All web designers should know about ELIZA
In 1966, a scientist named Joseph Weizenbaum built a computer called ELIZA. The computer was a language programme, with which people could have full conversations. People could talk to ELIZA and it would respond based on certain keywords that it heard.
Weizenbaum had programmed several phrases into ELIZA that it would use to make conversation. For example, if ELIZA heard the word “mother” it would respond with a question about “family.” That may work. But then again, it may not.
Consider the 80s
Remember the 80s and the prevalence of ‘yo mama’ jokes? Remember the use of “mother” as a slang adjective meaning “huge”? That’s just two instances of straightforward definitions slanted by humans.
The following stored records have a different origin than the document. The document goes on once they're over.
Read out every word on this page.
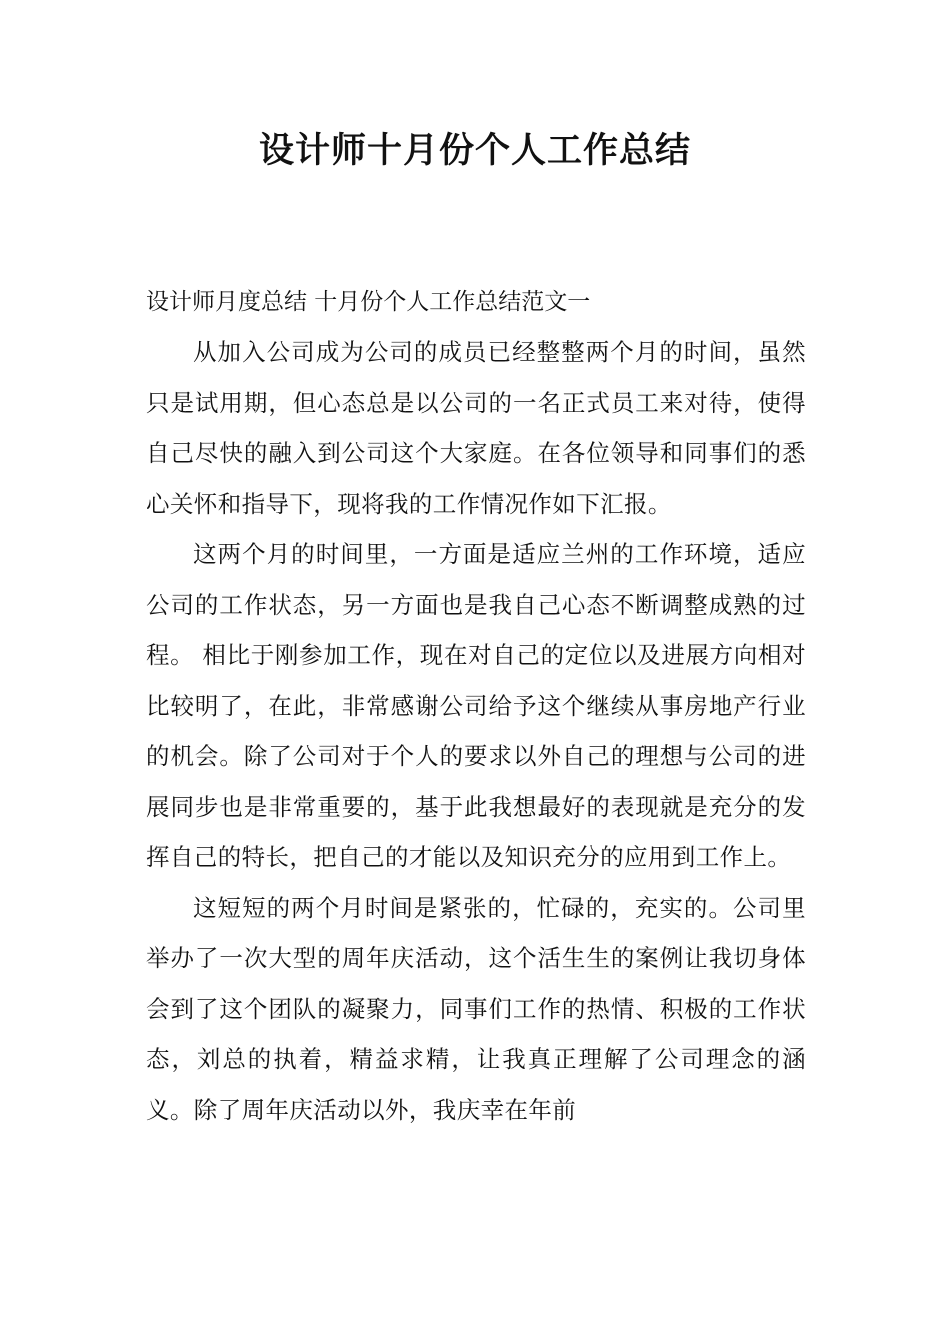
设计师十月份个人工作总结

设计师月度总结 十月份个人工作总结范文一

从加入公司成为公司的成员已经整整两个月的时间，虽然只是试用期，但心态总是以公司的一名正式员工来对待，使得自己尽快的融入到公司这个大家庭。在各位领导和同事们的悉心关怀和指导下，现将我的工作情况作如下汇报。

这两个月的时间里，一方面是适应兰州的工作环境，适应公司的工作状态，另一方面也是我自己心态不断调整成熟的过程。 相比于刚参加工作，现在对自己的定位以及进展方向相对比较明了，在此，非常感谢公司给予这个继续从事房地产行业的机会。除了公司对于个人的要求以外自己的理想与公司的进展同步也是非常重要的，基于此我想最好的表现就是充分的发挥自己的特长，把自己的才能以及知识充分的应用到工作上。

这短短的两个月时间是紧张的，忙碌的，充实的。公司里举办了一次大型的周年庆活动，这个活生生的案例让我切身体会到了这个团队的凝聚力，同事们工作的热情、积极的工作状态，刘总的执着，精益求精，让我真正理解了公司理念的涵义。除了周年庆活动以外，我庆幸在年前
Language is dependent on context. No set of rules can incorporate this. You can’t codify context and emotion. That’s why the semantic web is such a challenge - and why the ads next to my email are such a joke.
The rules we’ve built so far work in the currency of the word, and therein lies the problem. Modularity can’t be at word level. If we’re to build a useful and flexible semantic web, shouldn’t we do with building blocks that we can work with?
But what is there to work with? Taking a closer look at language programmes is a good first step:
1) Clever bot: Rollo Carpenter wrote this language programme. It has no responses or phrases built in, rather it simply collects information as you talk to it. That is, the only language the robot can say is stuff that it has heard. Right now it talks to about 3 million people per month, and storing all of that information. Try talking to it; it’s very interesting, but more poetic than sensible.
2) Bina 48: Martine Rothblatt built this bot to look exactly like his wife, Bina Rothblatt, and the program itself is actually built with her words, thoughts and memories. What ensues, however, is mostly confusion. This video shows that confusion (the best part? When Bina says friendship is all about “conspiring to take over the planet”).
It seems there’s no real programme we can build that will fully replicate human language. And that’s probably a good thing, or else our earth will start to look like Blade Runner. One thing we can do though, is learn more about language.
The more we understand language and comprehension, the better modular web universe we’ll build. A future free from irrelevant Google ads. Or at least apparats.